The hurricane season ends Nov. 30.
The weather institute based its predictions on the work of Philip Klotzbach and William Gray at Colorado State University and the U.S. National Oceanic and Atmospheric Administration.
The Colorado State prediction gives a 39 percent chance of a major hurricane of category 3, 4 or 5 tracking into the Caribbean this season. The two researchers say that the remainder of 2012 will see about five hurricanes and 10 named storms. The probability of U.S. major hurricane landfall and Caribbean major hurricane activity for the remainder of the 2012 season is estimated to be slightly below its long-period average, they said.
The Colorado State prediction is slightly higher than the one made in early April due to uncertainty of the progress of El Niño in the central Pacific and slightly more favorable tropical Atlantic conditions, they said.

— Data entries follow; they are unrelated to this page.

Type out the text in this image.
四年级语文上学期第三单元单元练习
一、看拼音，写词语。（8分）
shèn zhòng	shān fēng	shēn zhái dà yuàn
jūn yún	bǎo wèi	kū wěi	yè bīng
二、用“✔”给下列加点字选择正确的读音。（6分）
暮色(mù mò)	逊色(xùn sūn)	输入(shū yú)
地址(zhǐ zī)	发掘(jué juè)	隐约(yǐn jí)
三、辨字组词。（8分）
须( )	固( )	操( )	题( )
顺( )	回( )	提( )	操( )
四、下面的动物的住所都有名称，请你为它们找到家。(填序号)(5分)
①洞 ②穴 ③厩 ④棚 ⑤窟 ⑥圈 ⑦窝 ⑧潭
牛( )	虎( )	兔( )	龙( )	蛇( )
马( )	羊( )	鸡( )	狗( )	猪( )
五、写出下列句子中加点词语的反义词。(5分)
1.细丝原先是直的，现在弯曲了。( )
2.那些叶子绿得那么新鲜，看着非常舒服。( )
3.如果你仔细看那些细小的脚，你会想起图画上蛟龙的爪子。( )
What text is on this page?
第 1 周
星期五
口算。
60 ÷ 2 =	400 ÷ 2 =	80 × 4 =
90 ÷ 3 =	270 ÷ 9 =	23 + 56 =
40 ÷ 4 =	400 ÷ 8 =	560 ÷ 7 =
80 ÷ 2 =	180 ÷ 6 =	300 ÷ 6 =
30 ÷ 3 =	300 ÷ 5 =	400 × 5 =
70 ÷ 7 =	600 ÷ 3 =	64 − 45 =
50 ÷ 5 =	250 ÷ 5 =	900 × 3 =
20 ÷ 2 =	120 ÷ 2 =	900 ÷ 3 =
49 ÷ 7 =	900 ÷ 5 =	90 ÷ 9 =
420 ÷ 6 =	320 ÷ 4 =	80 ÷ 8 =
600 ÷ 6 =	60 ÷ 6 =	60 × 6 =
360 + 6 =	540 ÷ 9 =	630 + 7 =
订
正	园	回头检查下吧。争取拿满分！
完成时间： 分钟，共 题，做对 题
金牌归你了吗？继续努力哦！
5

The forecast also gives a 48 percent chance of one major hurricane hitting the U.S. coastal area. The prediction for such a storm hitting the East coast and Florida is 28 percent, they said. Both percentages are slightly below the average.

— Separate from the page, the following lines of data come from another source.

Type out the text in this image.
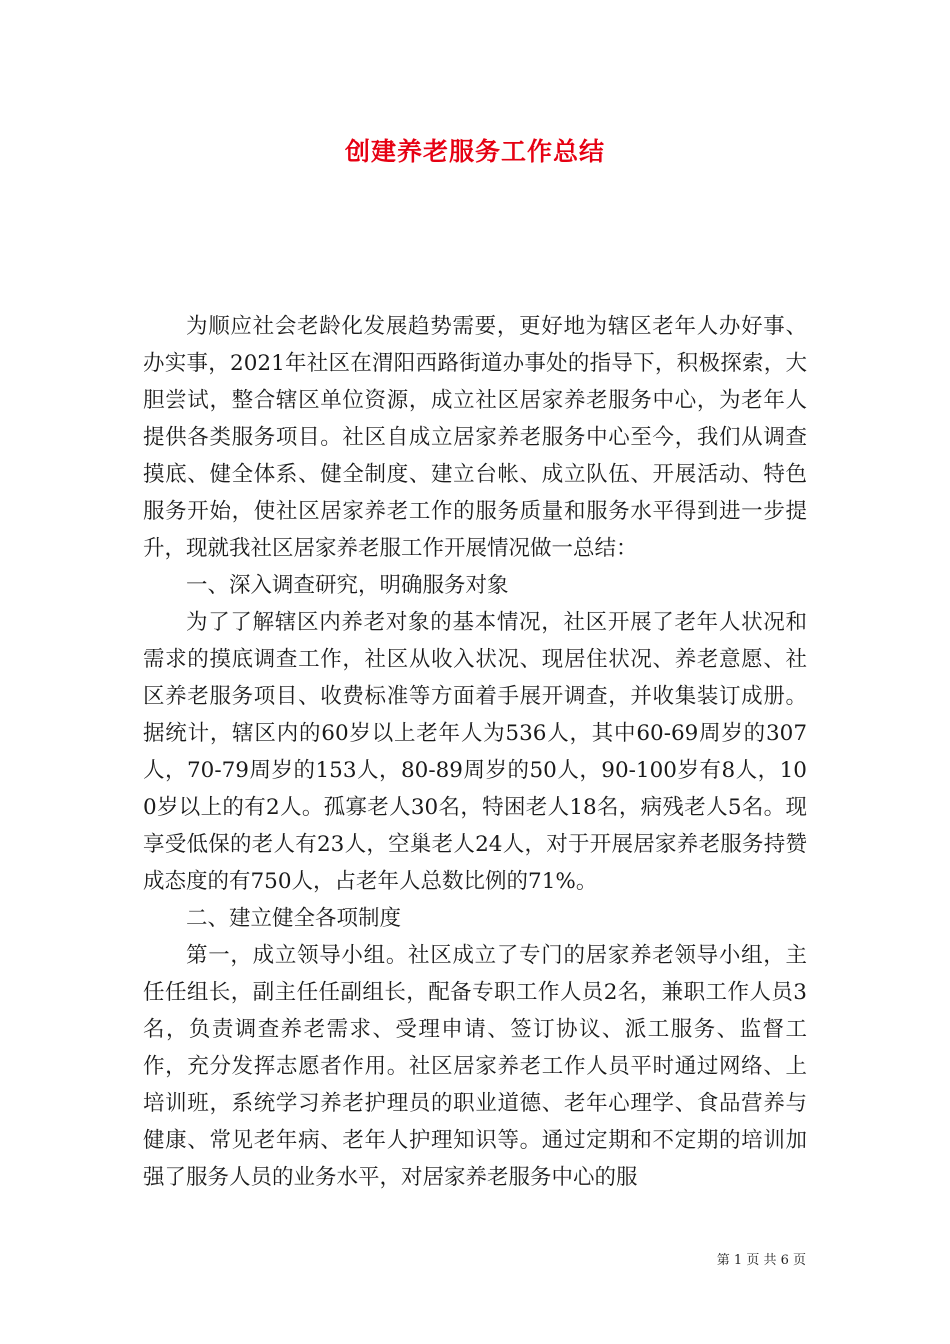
创建养老服务工作总结

为顺应社会老龄化发展趋势需要，更好地为辖区老年人办好事、办实事，2021年社区在渭阳西路街道办事处的指导下，积极探索，大胆尝试，整合辖区单位资源，成立社区居家养老服务中心，为老年人提供各类服务项目。社区自成立居家养老服务中心至今，我们从调查摸底、健全体系、健全制度、建立台帐、成立队伍、开展活动、特色服务开始，使社区居家养老工作的服务质量和服务水平得到进一步提升，现就我社区居家养老服工作开展情况做一总结：

一、深入调查研究，明确服务对象

为了了解辖区内养老对象的基本情况，社区开展了老年人状况和需求的摸底调查工作，社区从收入状况、现居住状况、养老意愿、社区养老服务项目、收费标准等方面着手展开调查，并收集装订成册。据统计，辖区内的60岁以上老年人为536人，其中60-69周岁的307人，70-79周岁的153人，80-89周岁的50人，90-100岁有8人，100岁以上的有2人。孤寡老人30名，特困老人18名，病残老人5名。现享受低保的老人有23人，空巢老人24人，对于开展居家养老服务持赞成态度的有750人，占老年人总数比例的71%。

二、建立健全各项制度

第一，成立领导小组。社区成立了专门的居家养老领导小组，主任任组长，副主任任副组长，配备专职工作人员2名，兼职工作人员3名，负责调查养老需求、受理申请、签订协议、派工服务、监督工作，充分发挥志愿者作用。社区居家养老工作人员平时通过网络、上培训班，系统学习养老护理员的职业道德、老年心理学、食品营养与健康、常见老年病、老年人护理知识等。通过定期和不定期的培训加强了服务人员的业务水平，对居家养老服务中心的服

第 1 页 共 6 页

Klotzbach and Gray said that a warming trend in the tropical Pacific has slackened somewhat in recent weeks, and they are unsure as to how much of an impact El Niño will have on this year’s hurricane season. The men are the authorities on hurricane prediction. Gray pioneered hurricane prediction during his long career. They said they would be updating their predictions every two weeks for the rest of the season.
Although Atlantic hurricanes hardly ever make landfall on Costa Rica, the country can experience heavy rain and major damage when a storm comes nearby. Ernesto was a tropical storm when it moved north and brushed the northern coast of Honduras this week. It later developed into a hurricane. The weather institute said there was some impact on the Pacific coast, but separating the rain caused by Ernesto from that typical of the rainy season was challenging.
Costa Rica’s Pacific coast also feels the impact of storms in the Pacific. Even a low pressure system moving up from Panamá can cause heavy rains. Typically these tropical storms and hurricanes move north and west although some make landfall in México.
Ernesto is still a storm over southern México, and the U.S. National Hurricane Center shows a tropical depression in the mid-Atlantic and two low pressure areas that are being observed.
One is just off the African coast with a 30 percent chance estimated of becoming a storm.